Kondisi sosial politik pada masa al-Jailani ditandai dengan kekacauan pemerintahan yang berwujud dehumanisasi dan despiritualisasi. Lantas dari  kalangan ulama’ memutuskan untuk hidup sufi dan menyeru ke jalan yang satu,  yaitu memegang erat tauhid. Maka dalam kaitan inilah al-Jailani sangat lantang menyeru kepada pemurnian tauhid dan menganggap remeh selain Allah. Ia pun secara tegas mengkritik para pembesar kerajaan, termasuk orang-orang yang menumpuk harta dengan jalan yang ilegal, koruptor dan menuding kelemahan-kelemahannya: 

“Engkau bersandar kepada dirimu dan semua ciptaan, kepada harta kekayaanmu, penguasa negerimu, setiap orang yang engkau sandari adalah rusak, semua orang yang engkau takuti dan kau harapkan juga rusak. Dan setiap orang yang kau lihat dalam keadaan bahagia dan sengsara juga akan rusak.” 

“Wahai hati yang mati!
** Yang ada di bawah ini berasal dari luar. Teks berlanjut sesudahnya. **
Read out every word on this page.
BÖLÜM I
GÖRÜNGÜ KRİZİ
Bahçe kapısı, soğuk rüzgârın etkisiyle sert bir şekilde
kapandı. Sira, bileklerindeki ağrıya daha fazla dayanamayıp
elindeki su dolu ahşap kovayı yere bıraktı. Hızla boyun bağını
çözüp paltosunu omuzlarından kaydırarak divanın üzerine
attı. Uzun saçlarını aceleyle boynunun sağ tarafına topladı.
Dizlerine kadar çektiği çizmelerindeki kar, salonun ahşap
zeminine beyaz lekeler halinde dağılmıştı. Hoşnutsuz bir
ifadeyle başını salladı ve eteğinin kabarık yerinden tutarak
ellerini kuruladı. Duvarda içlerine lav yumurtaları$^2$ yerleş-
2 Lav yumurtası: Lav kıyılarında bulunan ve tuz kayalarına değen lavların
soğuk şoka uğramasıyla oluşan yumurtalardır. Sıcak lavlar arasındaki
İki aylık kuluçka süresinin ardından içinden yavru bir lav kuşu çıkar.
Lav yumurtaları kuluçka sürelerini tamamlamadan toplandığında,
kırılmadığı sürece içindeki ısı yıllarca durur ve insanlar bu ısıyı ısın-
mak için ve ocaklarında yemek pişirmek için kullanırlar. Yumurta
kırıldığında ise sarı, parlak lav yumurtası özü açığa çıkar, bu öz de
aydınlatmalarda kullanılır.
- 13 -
Wahai orang yang musyirk! wahai para penyembah berhala, penyembah kehidupan dan harta, pengabdi para sultan kerajaan! ketahuilah, mereka itu ditutupi oleh Allah Azza wajalla. Barang siapa yang menganggap bahwa bahagia dan nestapa itu dari selain Allah, maka mereka itu bukan hamba-Nya”. 
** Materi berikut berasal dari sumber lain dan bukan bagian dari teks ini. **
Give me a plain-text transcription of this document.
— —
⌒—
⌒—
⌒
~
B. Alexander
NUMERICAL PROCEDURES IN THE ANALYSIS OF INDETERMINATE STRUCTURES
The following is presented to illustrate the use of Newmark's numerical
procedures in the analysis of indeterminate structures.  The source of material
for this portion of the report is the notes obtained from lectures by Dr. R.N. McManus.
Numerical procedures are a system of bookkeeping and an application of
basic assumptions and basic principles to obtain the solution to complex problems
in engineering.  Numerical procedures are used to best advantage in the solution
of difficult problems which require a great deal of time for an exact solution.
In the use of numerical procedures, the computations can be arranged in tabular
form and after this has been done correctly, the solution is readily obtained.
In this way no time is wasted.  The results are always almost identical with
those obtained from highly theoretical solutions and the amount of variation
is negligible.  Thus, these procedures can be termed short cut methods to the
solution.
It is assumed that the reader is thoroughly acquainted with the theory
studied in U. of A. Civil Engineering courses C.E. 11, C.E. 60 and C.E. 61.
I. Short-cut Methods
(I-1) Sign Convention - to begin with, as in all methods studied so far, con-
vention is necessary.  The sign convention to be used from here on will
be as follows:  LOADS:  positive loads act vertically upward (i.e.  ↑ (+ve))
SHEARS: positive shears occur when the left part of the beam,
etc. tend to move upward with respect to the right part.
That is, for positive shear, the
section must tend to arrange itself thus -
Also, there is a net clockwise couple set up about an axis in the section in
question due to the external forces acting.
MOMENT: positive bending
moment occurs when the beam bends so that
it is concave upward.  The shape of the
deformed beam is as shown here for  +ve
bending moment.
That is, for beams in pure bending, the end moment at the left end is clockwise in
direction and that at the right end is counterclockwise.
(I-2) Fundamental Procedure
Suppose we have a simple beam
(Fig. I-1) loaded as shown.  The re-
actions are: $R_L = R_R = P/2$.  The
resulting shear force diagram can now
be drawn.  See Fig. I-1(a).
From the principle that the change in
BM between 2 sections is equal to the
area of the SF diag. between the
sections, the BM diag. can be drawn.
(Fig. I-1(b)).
Mengenai seruan tauhid, al-Jailani pada bagian pertama pada konsepsi wacananya sudah memberi wawasan, bahwa tiga hal mutlak yang harus dimiliki oleh seorang mukmin adalah menjaga perintah Allah, menghindar dari segala yang haram dan rela dengan takdir. Dalam wacana kedua ia menuturkan: 

“Ikutilah sunnah rasul dengan penuh keimanan, jangan membuat bid’ah, patuhilah selalu Allah dan rasul-Nya, jangan melanggar, junjung tinggilah tauhid dan jangan menyekutukan-Nya, sucikanlah senantiasa ……” 
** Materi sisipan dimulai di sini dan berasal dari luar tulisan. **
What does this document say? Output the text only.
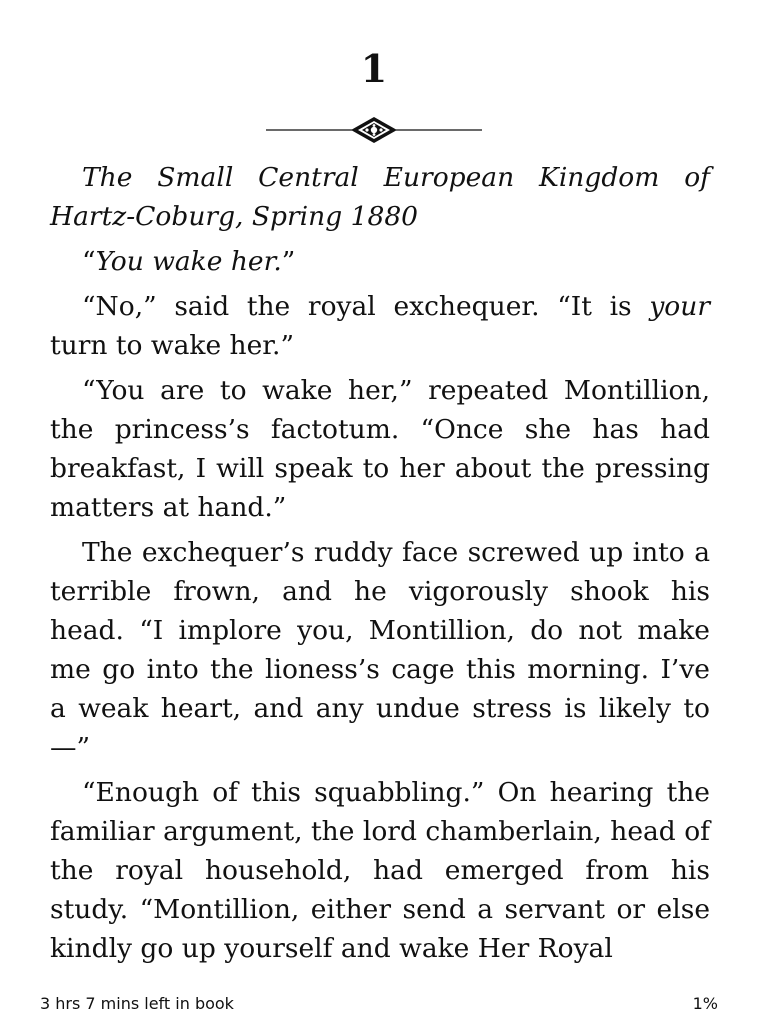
1

The Small Central European Kingdom of Hartz-Coburg, Spring 1880

“You wake her.”

“No,” said the royal exchequer. “It is your turn to wake her.”

“You are to wake her,” repeated Montillion, the princess’s factotum. “Once she has had breakfast, I will speak to her about the pressing matters at hand.”

The exchequer’s ruddy face screwed up into a terrible frown, and he vigorously shook his head. “I implore you, Montillion, do not make me go into the lioness’s cage this morning. I’ve a weak heart, and any undue stress is likely to—”

“Enough of this squabbling.” On hearing the familiar argument, the lord chamberlain, head of the royal household, had emerged from his study. “Montillion, either send a servant or else kindly go up yourself and wake Her Royal

3 hrs 7 mins left in book	1%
Dalam konsepsi kemurnian tauhid dan penafian syirik ia mempunyai pandangan yang sangat mendalam. Misalnya dalam wacana ketujuh dari Futuh al-Ghaib disebutkan: 

“…… Jangan sekutukan Dia dengan sesuatu apapun, jangan berkehendak diri agar tak tergolong orang-orang musyrik”. Menurutnya, kesyirikan tidak hanya penyembahan kepada berhala saja, tetapi pemujaan nafsu jasmani dan menyamakan segala sesuatu yang ada di dunia dan akhirat dengan Allah, juga tergolong syirik. Sebab selain Allah adalah bukan Tuhan, dan menenggelamkan diri pada sesuatu selain Allah berarti menyekutukan Tuhan. 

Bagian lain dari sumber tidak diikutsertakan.